As a queer Black woman, I will always be confounded by people with and without power regularly and confidently making decisions based on their silent conclusions to that terrible, unarticulated question. Are Black people persons? Are trans people? Queer people? Indigenous people? People who are not U.S. citizens?
The results of these decisions are always catastrophic (see, e.g., Indigenous genocide, slavery, incarceration and detention, police shootings, preferring to let trans kids die rather than allowing them access to meds . . .). It’s more than a failure of empathy. It’s a pathological distortion of the imagination that I think, lies at the heart of white supremacy. This inability to imagine that a white, cis, heterosexual, able-bodied, male concept of the Self does not form the basis of personhood.
If anyone would like to learn more about organizations led by incarcerated and formerly incarcerated people or their family members, Legal Services for Prisoners with Children, The Transgender, Gender-Variant, and Intersex Justice Project, Essie Justice Group, Impact Justice, and Dignity and Power Now (all organizations in California) are great places to start.
Can you talk about why you chose the ending you did?
I am a sucker for a hopeful ending. I may be a mediocre-to-terrible organizer myself, but I believe very deeply in the power of organizing, activism, and collective movement to change the world, which is not a pie in the sky statement. It means changing laws, policies, practices, and individual behavior—and there are literal step-by-step instructions for how to do all of these things! But it does require decades (and centuries?) of sustained effort and faith, which can be very hard to keep up while also just trying to eat, and sleep, and work, and maybe love and have fun. But it’s not impossible, and I don’t think it’s utopic. The story ends the way it does because I want to uplift this aspect of humanity: that there will always be people who fight in some way or another for a more just world.
Is there anything else you’d like readers to know about “Do Nothing”?
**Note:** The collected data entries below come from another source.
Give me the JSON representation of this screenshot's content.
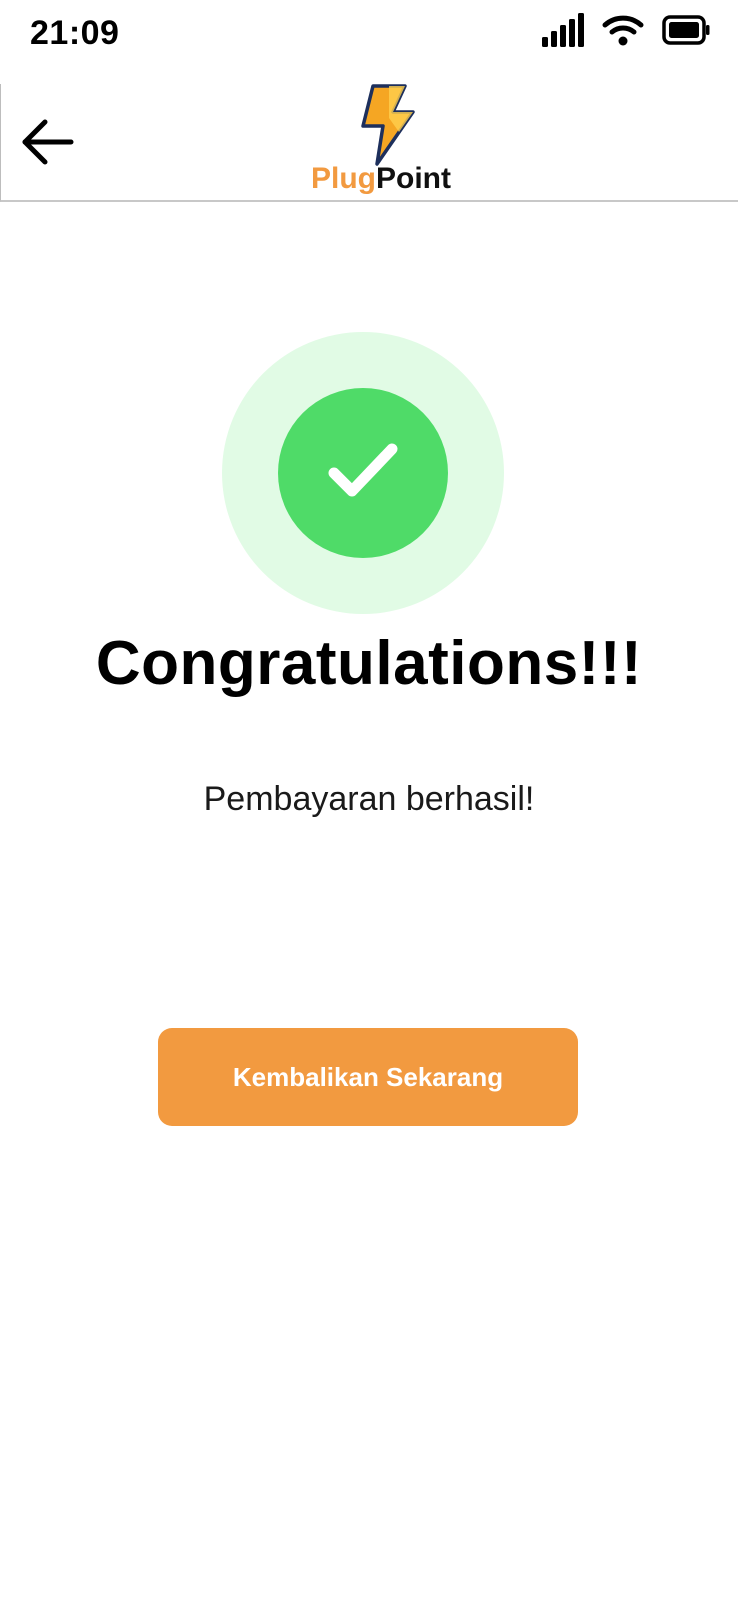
{
  "status_bar": {
    "time": "21:09",
    "signal_icon": "cellular-signal-icon",
    "wifi_icon": "wifi-icon",
    "battery_icon": "battery-icon"
  },
  "header": {
    "back_icon": "arrow-left-icon",
    "logo_icon": "lightning-bolt-icon",
    "logo_text_part1": "Plug",
    "logo_text_part2": "Point"
  },
  "success": {
    "icon": "checkmark-icon",
    "heading": "Congratulations!!!",
    "message": "Pembayaran berhasil!"
  },
  "actions": {
    "return_label": "Kembalikan Sekarang"
  },
  "colors": {
    "brand_orange": "#f29a40",
    "success_green": "#4fdb68",
    "success_light": "#e1fbe5"
  }
}
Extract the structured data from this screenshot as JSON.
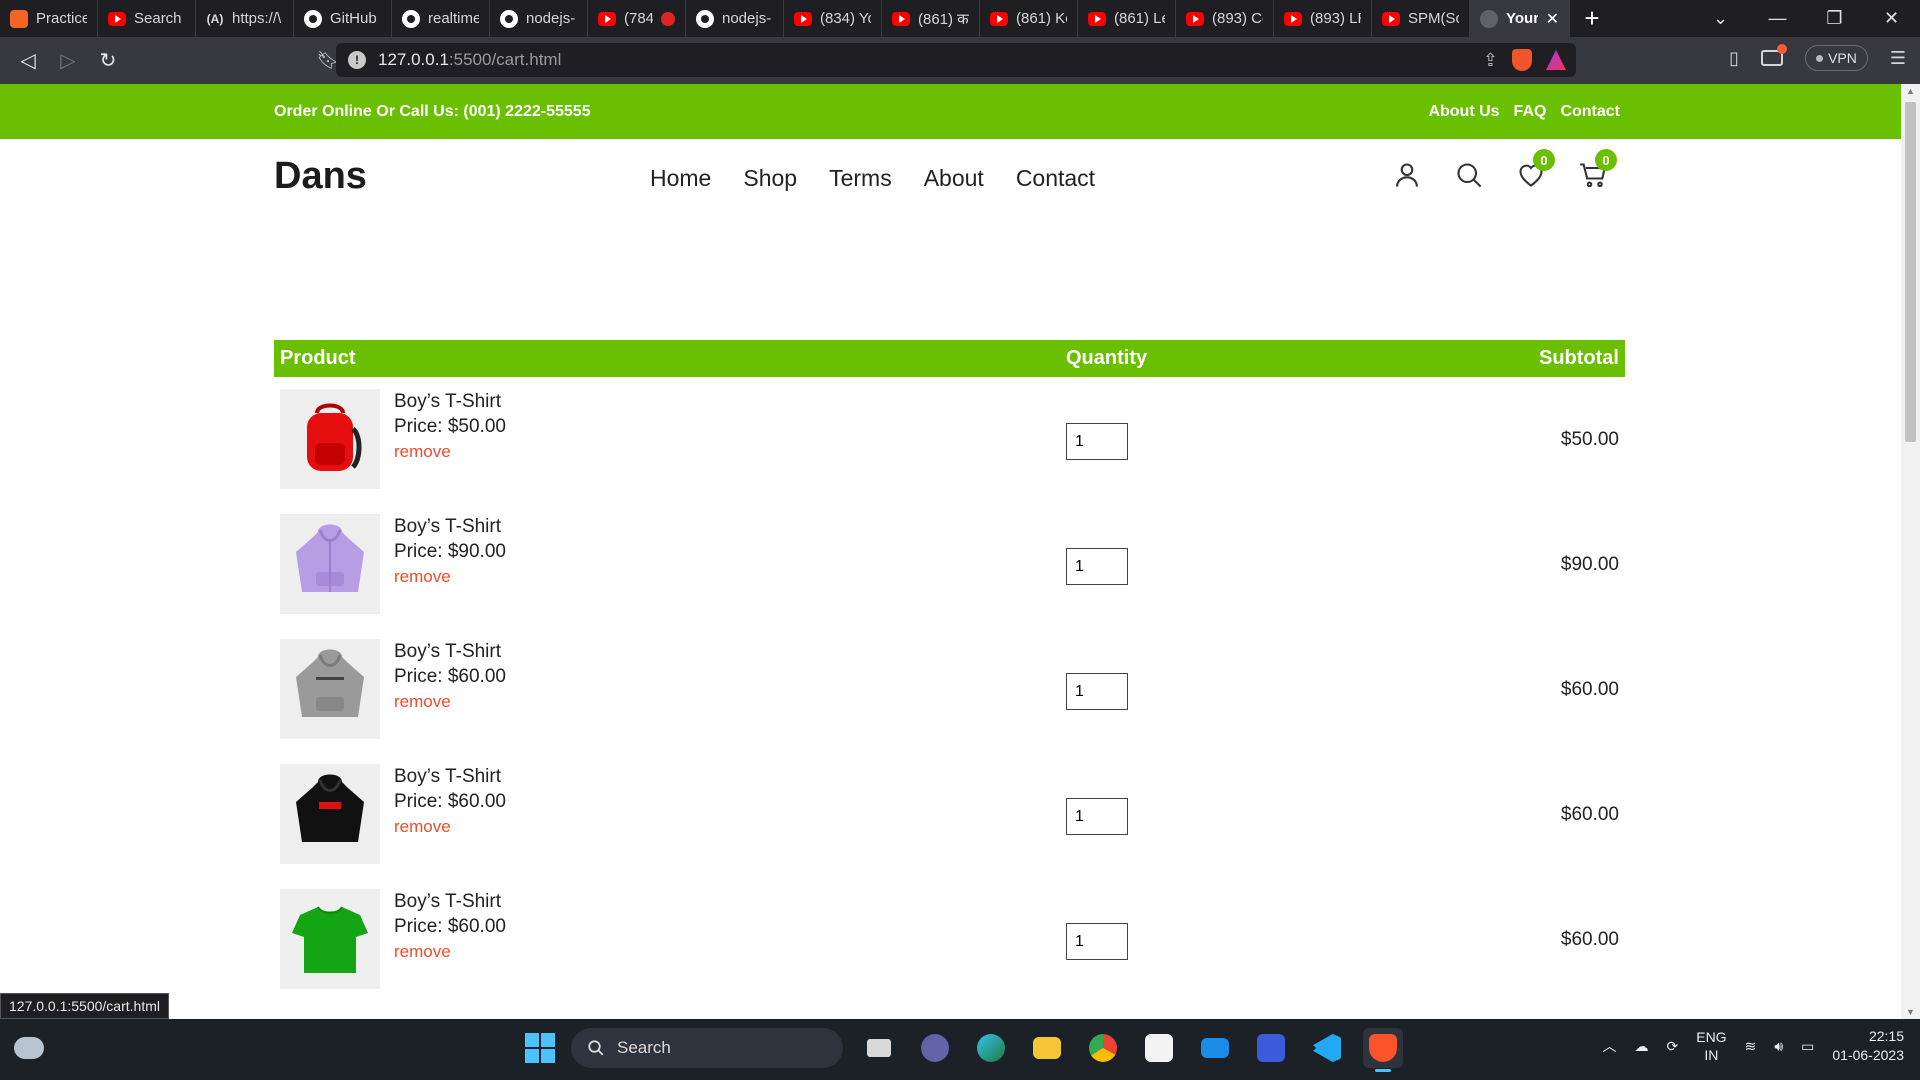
{
  "browser": {
    "tabs": [
      {
        "label": "Practice",
        "icon": "codecademy-icon"
      },
      {
        "label": "Search I",
        "icon": "youtube-icon"
      },
      {
        "label": "https://\\",
        "icon": "text-icon"
      },
      {
        "label": "GitHub",
        "icon": "github-icon"
      },
      {
        "label": "realtime",
        "icon": "github-icon"
      },
      {
        "label": "nodejs-",
        "icon": "github-icon"
      },
      {
        "label": "(784)",
        "icon": "youtube-icon"
      },
      {
        "label": "nodejs-",
        "icon": "github-icon"
      },
      {
        "label": "(834) Yo",
        "icon": "youtube-icon"
      },
      {
        "label": "(861) क",
        "icon": "youtube-icon"
      },
      {
        "label": "(861) Ke",
        "icon": "youtube-icon"
      },
      {
        "label": "(861) Le",
        "icon": "youtube-icon"
      },
      {
        "label": "(893) Co",
        "icon": "youtube-icon"
      },
      {
        "label": "(893) LR",
        "icon": "youtube-icon"
      },
      {
        "label": "SPM(So",
        "icon": "youtube-icon"
      }
    ],
    "active_tab": {
      "label": "Your",
      "icon": "globe-icon"
    },
    "text_tab_icon": "(A)",
    "url_host": "127.0.0.1",
    "url_path": ":5500/cart.html",
    "vpn_label": "VPN",
    "rewards_count": "1",
    "status_url": "127.0.0.1:5500/cart.html"
  },
  "site": {
    "topbar": {
      "phone_text": "Order Online Or Call Us: (001) 2222-55555",
      "links": [
        "About Us",
        "FAQ",
        "Contact"
      ]
    },
    "logo": "Dans",
    "nav": [
      "Home",
      "Shop",
      "Terms",
      "About",
      "Contact"
    ],
    "wishlist_count": "0",
    "cart_count": "0",
    "accent_color": "#6ac000",
    "remove_color": "#f04b2b"
  },
  "cart": {
    "headers": {
      "product": "Product",
      "quantity": "Quantity",
      "subtotal": "Subtotal"
    },
    "items": [
      {
        "name": "Boy’s T-Shirt",
        "price": "Price: $50.00",
        "remove": "remove",
        "quantity": "1",
        "subtotal": "$50.00",
        "image": "red-backpack"
      },
      {
        "name": "Boy’s T-Shirt",
        "price": "Price: $90.00",
        "remove": "remove",
        "quantity": "1",
        "subtotal": "$90.00",
        "image": "purple-hoodie"
      },
      {
        "name": "Boy’s T-Shirt",
        "price": "Price: $60.00",
        "remove": "remove",
        "quantity": "1",
        "subtotal": "$60.00",
        "image": "grey-hoodie"
      },
      {
        "name": "Boy’s T-Shirt",
        "price": "Price: $60.00",
        "remove": "remove",
        "quantity": "1",
        "subtotal": "$60.00",
        "image": "black-hoodie"
      },
      {
        "name": "Boy’s T-Shirt",
        "price": "Price: $60.00",
        "remove": "remove",
        "quantity": "1",
        "subtotal": "$60.00",
        "image": "green-tshirt"
      }
    ]
  },
  "taskbar": {
    "search_label": "Search",
    "lang_top": "ENG",
    "lang_bottom": "IN",
    "time": "22:15",
    "date": "01-06-2023"
  }
}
Yes! The title comes from one of my all-time favorite songs, “Do Nothing,” by the Specials, a 2Tone ska band from England that were very popular in the ’70s-’80s. Like a lot of the mostly white, but sometimes mixed (white working class and West Indian communities were all rubbing up against each other around then) ska/punk bands at the time, The Specials wrote a lot of songs grappling with poverty and hopelessness, having to choose between conforming to a social order that seemed to promise a bleak future, or rebellion. I really connected with these songs when I was a teenager, feeling desperate about my own future and in need of a narrative to make my palpable difference feel meaningful. Layered atop the hopelessness there is an edginess and defiance, the sense that “Well, if we’re fucked we might as well be ourselves.” Might as well etch out a new future—but probably in a little bit of a conflicted and dreamy and indulgently lazy way. I still love this song, and I started writing this story (which was pretty different in its early drafts) to try to capture a little bit of its spirit.
What’s the best fan feedback you’ve ever gotten on your writing?
Oh definitely from my parents. Anytime I publish literally anything, they’re just so proud of me. It doesn’t have to be very good, even.